The consequences of government-sponsored terrorism against people
In 2017, Sri Lanka regained the GSP+ status from the European Union (EU) with difficulty: EU offers GSP concessions to developing countries to assist their economy (and not for pilfering funds): https://economynext.com/eu-parliament-adopts-resolution-on-sri-lanka-wants-pta-repealed-gsp-withdrawn-82891/
GSP+ provides preferential status to Sri Lanka to export goods to Europe without taxation. It also gives critical leverage in competitive markets, such as garment and fishing industries, to sell their products to the EU. However, the lack of empathy from the current president and his completely unnecessary brutal repressive regime and actions were taken against innocent people are likely to persuade the EU to revoke the GSP+ status for Sri Lanka. If that happened, the public and the courts must make President Wickramasinghe singularly responsible and accountable.
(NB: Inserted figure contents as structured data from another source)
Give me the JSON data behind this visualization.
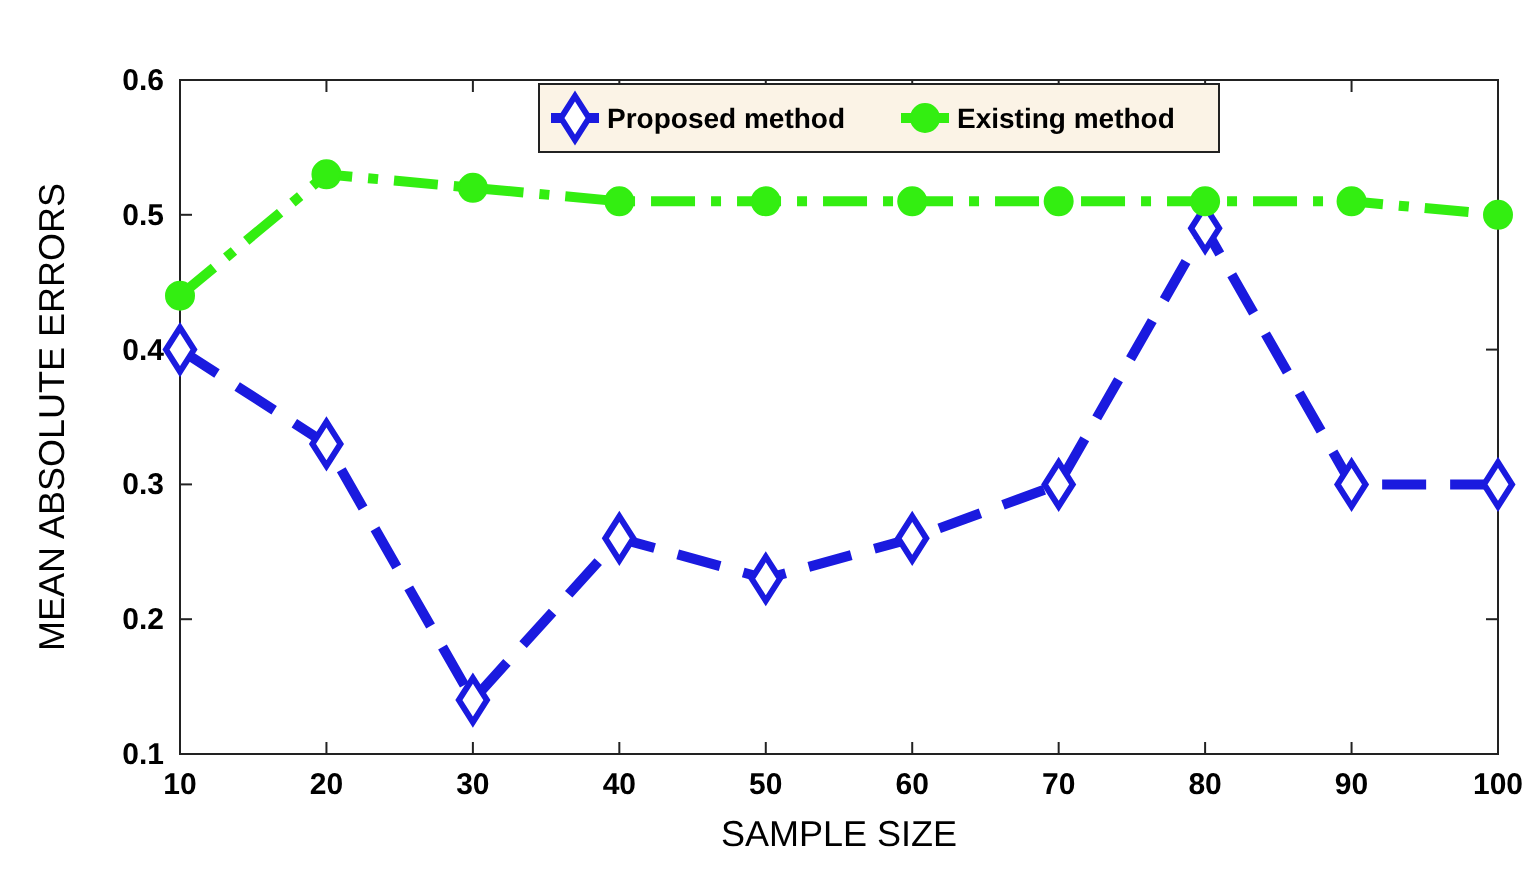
{
  "chart_data": {
    "type": "line",
    "xlabel": "SAMPLE SIZE",
    "ylabel": "MEAN ABSOLUTE ERRORS",
    "x": [
      10,
      20,
      30,
      40,
      50,
      60,
      70,
      80,
      90,
      100
    ],
    "xlim": [
      10,
      100
    ],
    "xticks": [
      10,
      20,
      30,
      40,
      50,
      60,
      70,
      80,
      90,
      100
    ],
    "ylim": [
      0.1,
      0.6
    ],
    "yticks": [
      0.1,
      0.2,
      0.3,
      0.4,
      0.5,
      0.6
    ],
    "grid": false,
    "legend": "top",
    "series": [
      {
        "name": "Proposed method",
        "color": "#1a1adf",
        "marker": "diamond",
        "line_style": "dashed",
        "values": [
          0.4,
          0.33,
          0.14,
          0.26,
          0.23,
          0.26,
          0.3,
          0.49,
          0.3,
          0.3
        ]
      },
      {
        "name": "Existing method",
        "color": "#33ee11",
        "marker": "circle",
        "line_style": "dashdot",
        "values": [
          0.44,
          0.53,
          0.52,
          0.51,
          0.51,
          0.51,
          0.51,
          0.51,
          0.51,
          0.5
        ]
      }
    ]
  }
}
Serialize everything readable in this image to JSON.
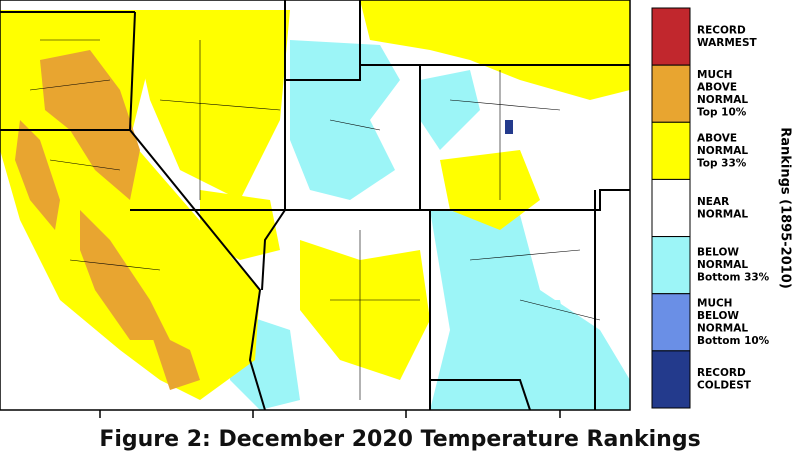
{
  "map": {
    "caption": "Figure 2: December 2020 Temperature Rankings",
    "legend_title": "Rankings (1895-2010)",
    "legend": [
      {
        "lines": [
          "RECORD",
          "WARMEST"
        ],
        "color": "#c1272d"
      },
      {
        "lines": [
          "MUCH",
          "ABOVE",
          "NORMAL",
          "Top 10%"
        ],
        "color": "#e8a530"
      },
      {
        "lines": [
          "ABOVE",
          "NORMAL",
          "Top 33%"
        ],
        "color": "#ffff00"
      },
      {
        "lines": [
          "NEAR",
          "NORMAL"
        ],
        "color": "#ffffff"
      },
      {
        "lines": [
          "BELOW",
          "NORMAL",
          "Bottom 33%"
        ],
        "color": "#9cf5f7"
      },
      {
        "lines": [
          "MUCH",
          "BELOW",
          "NORMAL",
          "Bottom 10%"
        ],
        "color": "#6a8fe6"
      },
      {
        "lines": [
          "RECORD",
          "COLDEST"
        ],
        "color": "#233a8c"
      }
    ]
  }
}
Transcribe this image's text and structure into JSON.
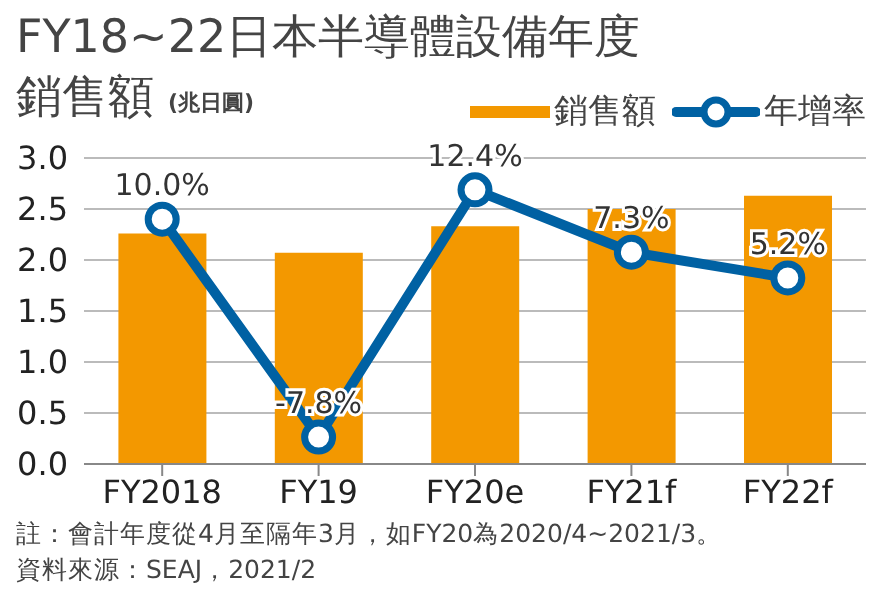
{
  "chart_data": {
    "type": "bar",
    "title": "FY18~22日本半導體設備年度銷售額",
    "ylabel": "(兆日圓)",
    "categories": [
      "FY2018",
      "FY19",
      "FY20e",
      "FY21f",
      "FY22f"
    ],
    "series": [
      {
        "name": "銷售額",
        "color": "#f39800",
        "values": [
          2.26,
          2.07,
          2.33,
          2.5,
          2.63
        ]
      },
      {
        "name": "年增率",
        "type": "line",
        "axis": "y2",
        "color": "#0061a3",
        "values": [
          10.0,
          -7.8,
          12.4,
          7.3,
          5.2
        ],
        "value_labels": [
          "10.0%",
          "-7.8%",
          "12.4%",
          "7.3%",
          "5.2%"
        ]
      }
    ],
    "ylim": [
      0,
      3
    ],
    "yticks": [
      {
        "value": 0,
        "label": "0.0"
      },
      0.5,
      {
        "value": 1,
        "label": "1.0"
      },
      1.5,
      {
        "value": 2,
        "label": "2.0"
      },
      2.5,
      {
        "value": 3,
        "label": "3.0"
      }
    ],
    "y2lim": [
      -10,
      15
    ],
    "grid": "y",
    "legend": "top right",
    "marker": "circle",
    "line_style": "solid",
    "annotations": [
      "註：會計年度從4月至隔年3月，如FY20為2020/4~2021/3。",
      "資料來源：SEAJ，2021/2"
    ]
  }
}
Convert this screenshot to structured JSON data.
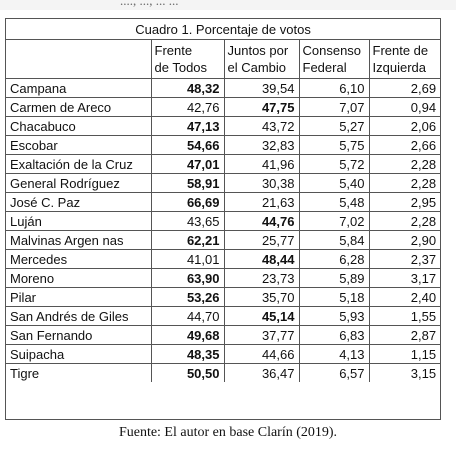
{
  "table": {
    "caption": "Cuadro 1. Porcentaje de votos",
    "columns": [
      {
        "line1": "Frente",
        "line2": "de Todos"
      },
      {
        "line1": "Juntos por",
        "line2": "el Cambio"
      },
      {
        "line1": "Consenso",
        "line2": "Federal"
      },
      {
        "line1": "Frente de",
        "line2": "Izquierda"
      }
    ],
    "rows": [
      {
        "name": "Campana",
        "values": [
          "48,32",
          "39,54",
          "6,10",
          "2,69"
        ],
        "bold": 0
      },
      {
        "name": "Carmen de Areco",
        "values": [
          "42,76",
          "47,75",
          "7,07",
          "0,94"
        ],
        "bold": 1
      },
      {
        "name": "Chacabuco",
        "values": [
          "47,13",
          "43,72",
          "5,27",
          "2,06"
        ],
        "bold": 0
      },
      {
        "name": "Escobar",
        "values": [
          "54,66",
          "32,83",
          "5,75",
          "2,66"
        ],
        "bold": 0
      },
      {
        "name": "Exaltación de la Cruz",
        "values": [
          "47,01",
          "41,96",
          "5,72",
          "2,28"
        ],
        "bold": 0
      },
      {
        "name": "General Rodríguez",
        "values": [
          "58,91",
          "30,38",
          "5,40",
          "2,28"
        ],
        "bold": 0
      },
      {
        "name": "José C. Paz",
        "values": [
          "66,69",
          "21,63",
          "5,48",
          "2,95"
        ],
        "bold": 0
      },
      {
        "name": "Luján",
        "values": [
          "43,65",
          "44,76",
          "7,02",
          "2,28"
        ],
        "bold": 1
      },
      {
        "name": "Malvinas Argen nas",
        "values": [
          "62,21",
          "25,77",
          "5,84",
          "2,90"
        ],
        "bold": 0
      },
      {
        "name": "Mercedes",
        "values": [
          "41,01",
          "48,44",
          "6,28",
          "2,37"
        ],
        "bold": 1
      },
      {
        "name": "Moreno",
        "values": [
          "63,90",
          "23,73",
          "5,89",
          "3,17"
        ],
        "bold": 0
      },
      {
        "name": "Pilar",
        "values": [
          "53,26",
          "35,70",
          "5,18",
          "2,40"
        ],
        "bold": 0
      },
      {
        "name": "San Andrés de Giles",
        "values": [
          "44,70",
          "45,14",
          "5,93",
          "1,55"
        ],
        "bold": 1
      },
      {
        "name": "San Fernando",
        "values": [
          "49,68",
          "37,77",
          "6,83",
          "2,87"
        ],
        "bold": 0
      },
      {
        "name": "Suipacha",
        "values": [
          "48,35",
          "44,66",
          "4,13",
          "1,15"
        ],
        "bold": 0
      },
      {
        "name": "Tigre",
        "values": [
          "50,50",
          "36,47",
          "6,57",
          "3,15"
        ],
        "bold": 0
      }
    ]
  },
  "source": "Fuente: El autor en base Clarín (2019).",
  "cutoff_text": "...., ..., ... ..."
}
Continuing human rights violations
The current escalating human rights violations—the president’s abuses of using emergency declaration and subsequent the PTU have led the EU to re-consider abolishing the GSP+ status for Sri Lanka. In the interim, the United Nations Human Rights Council is also closely watching inappropriate and harmful actions taken by the president, harming and imprisoning youth without a case.
Meanwhile, an increasing number of disappearances and deaths (with signs of torture) occur among the youth in extraneous circumstances. These corpses provide evidence of torture and executions—tell-tell signs of extra-judicial killings by the government: so, they refuse to take no action or investigations (against themselves). As with the killings of thousands of youths in Batalanda and other torture camps, as discussed above, the post-mortem findings and none of the investigation reports of current brutal killings have not been made public. Even if they produce in due course, no one will trust them.
United Nations Human Right Council must investigate these brutalities and killings of the youth without further delay allowing other coverups. Similarly, the EU must investigate these killings, human rights violations, and suppression of freedom before they decide to re-approve the GP+ status. Such brutality and crime against people will not help attract funds and loans, and concessions such as GSP+ from other countries to overcome the economic calamity the same politicians created.
The GSP+ tax concessions for Sri Lanka are discussed next week at the EU Parliament. It is unlikely to have a favourable impression of ongoing arbitrary arrests, indefinite detentions, torture, and extra-judicial killing of the youth in Sri Lanka by the Sri Lankan government. These violate the established democratic norms, and thus, the EU tax concession is likely to be revoked.
Sri Lanka must heal the profoundly fractured and untrusted political system, highlighting the need for complete system change before it can resolve the economy. Without addressing the political crisis, there is no hope for the country to overcome the fiscal crisis, even with interim IMF funding, which is a drop in the bucket.